Deadly Design by Debra Dockter, review by Melissa Fox
Kyle McAdams is special, but not for the "normal" reasons. No: he's a genetically engineered identical twin with his brother, who's two years older than Kyle. And Kyle has been living in Connor's shadow his whole life.
Connor was excellent sports, the Valedictorian, had the perfect girlfriend. Some of that was just Connor's personality; some of it was genetic engineering. So, Kyle spent his life being as different from Connor as possible: a gamer rather than athlete, mediocre at school, and so on. It's an understatement to say that they didn't have the best relationship.
Even so, when Connor drops dead right before his 18th birthday, Kyle is shaken: since they share the same genes, does that mean Kyle is destined to die as well?

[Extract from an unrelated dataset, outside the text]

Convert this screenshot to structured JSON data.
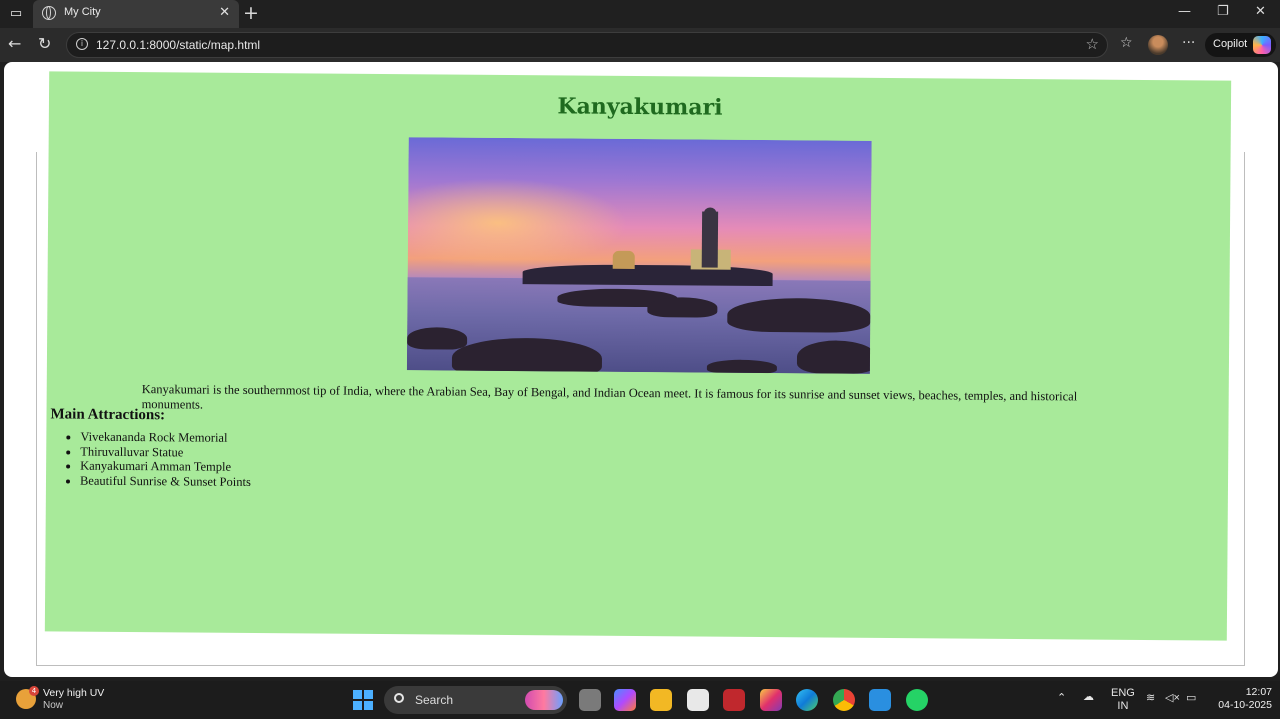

Thus begins an intense Kansas-based medical drama. Connor dies in the first couple chapters (and that's not the only death in the book), and the race begins to save Kyle's life. And to do so, he has to go down the rabbit hole of his origin and the doctor who designed him.
At first, the characters were difficult to connect with, especially Kyle. So, what kept me reading was the novelty factor: I love a good Kansas book that gets Kansas right, and local author Dockter is the perfect person to deliver that. I loved the little things: that she got the feel of small town right, that Wichita felt like Wichita, or a small thing like the weather. It was lovely.
I also was impressed with Dockter's ruthlessness: in the first third of the book she spares very few people. It gave her credibility and set up the show-down in the end extremely well. And it gave a sense of urgency to the book: as the book went on, I came to care about Kyle and his quest to save his life.
It's a solid debut novel, and I'm quite interested to see what Dockter writes next.